“It sounded like a hundred jets, just this roar getting louder and louder and louder,” says Matt.
It was 1:30am on 31 December 2019. Matt was asleep at home, when he awoke to what he initially thought was the sound of strong winds. It was only when he looked out his window and saw that everything was orange, he knew it was a bushfire. The biggest he had ever seen.
“I grabbed my cats…knocked over the 200-litre drum with water in it and put the cats in them and threw them in the back of the car. I grabbed my clothes and I jumped in the car and went to my neighbours.”
By the time he got to his neighbours’ house, everything around it was on fire. Having lived in the bush most of his life, and in the remote town of Club Terrace in Victoria’s East Gippsland region for the last ten years, Matt understood the lay of the land. He knew that his neighbours’ place at least stood a chance at being defended from the massive fire-wall that had encircled the property.
So he got to work.
“All the paddock in the front was going. I put that out, watched it go to the right of me, up into the bush. Then I turned and watched the fire come over the left-hand side of me; I got rid of that one. I raced down the hayshed, put that out,” recalls Matt.
“Then I looked up the driveway to where my place was and watched it burn.”
He did try to save his home. He had spent the last ten years working on it so that it was completely self-sufficient. Off the grid.
“I’ve never seen a fire this big. It was huge. It went off like an atomic bomb. It was grabbing the tops of trees and twisting them off like a stick of celery, throwing them out into the paddock. Then the rest of the trees, which were probably about 15-20 metres high, got thrown down and broken in half,” Matt remembers.
He spent the next week staying on the floor of his neighbour’s house with nothing more than a mattress to sleep on and a bucket for a seat.
When the roads were finally open, Matt made his way down to Bairnsdale evacuation centre where Red Cross was helping to provide relief for those impacted by the fires.
“Matt came in very distressed.
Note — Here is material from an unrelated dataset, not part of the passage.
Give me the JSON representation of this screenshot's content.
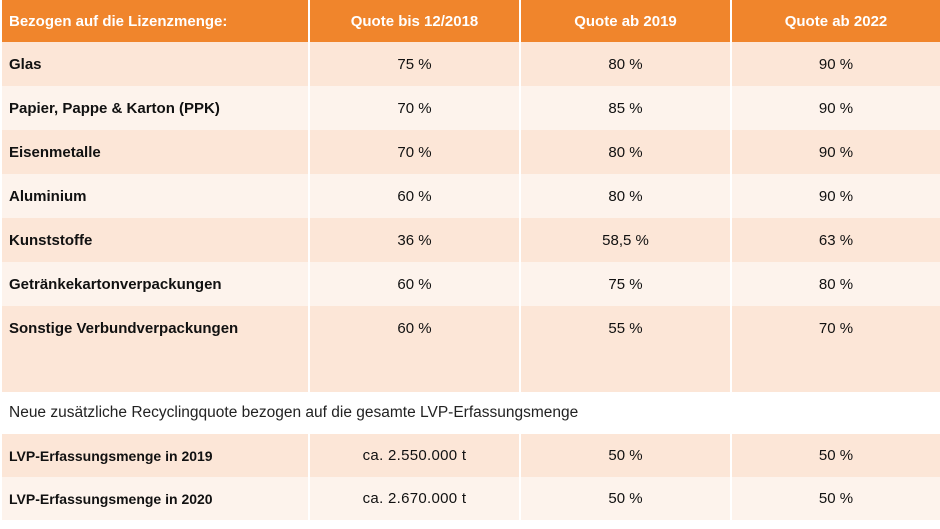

It was just pure distress,” says Red Cross volunteer Janet, who was working at the relief centre at the time.
“He lost everything. One of our volunteers Farida sat down and registered him with Register.Find.Reunite. I spent some time with him, gave him one-to-one-care and I stayed with him through the rest of his journey. We were then able to link him in with the Red Cross Emergency Grant, which means that he’ll soon have $5000 to help him start his life again,” says Janet.
Two weeks on from the fire that destroyed his home, Matt is only just beginning on the long road to recovery, “I’m numb. Numb from the house burning down, just – I don’t know. No emotions really,” says Matt.
Despite this, he is already planning what he will need to rebuild.
“The (Red Cross) money is going to help me. I need a fridge, probably a 200-300 amp-hour battery, a couple of fold-out solar panels just to get started. And then that way, once I’ve got the fridge I can at least get food then, borrow a tent off someone and start from scratch again,” says Matt.
The Club Terrace that Matt has known for the past ten years is all but gone. Only four or five houses remain. Everything is black, burnt. The enormous cacophony of gum trees that once stood, towering over everything are now nothing more than burnt sticks, protruding from the ground, raised like scar tissue, scattered across the landscape. The ground is completely covered in three-inch-deep black soot. Matt says it’s like walking on powdered snow.
“I’ve got to start again…but Red Cross hooked me up with everything. I didn’t know what to do until I came here (to the relief centre) but then the Red Cross grabbed me, put me under their wing and away I went,” says Matt.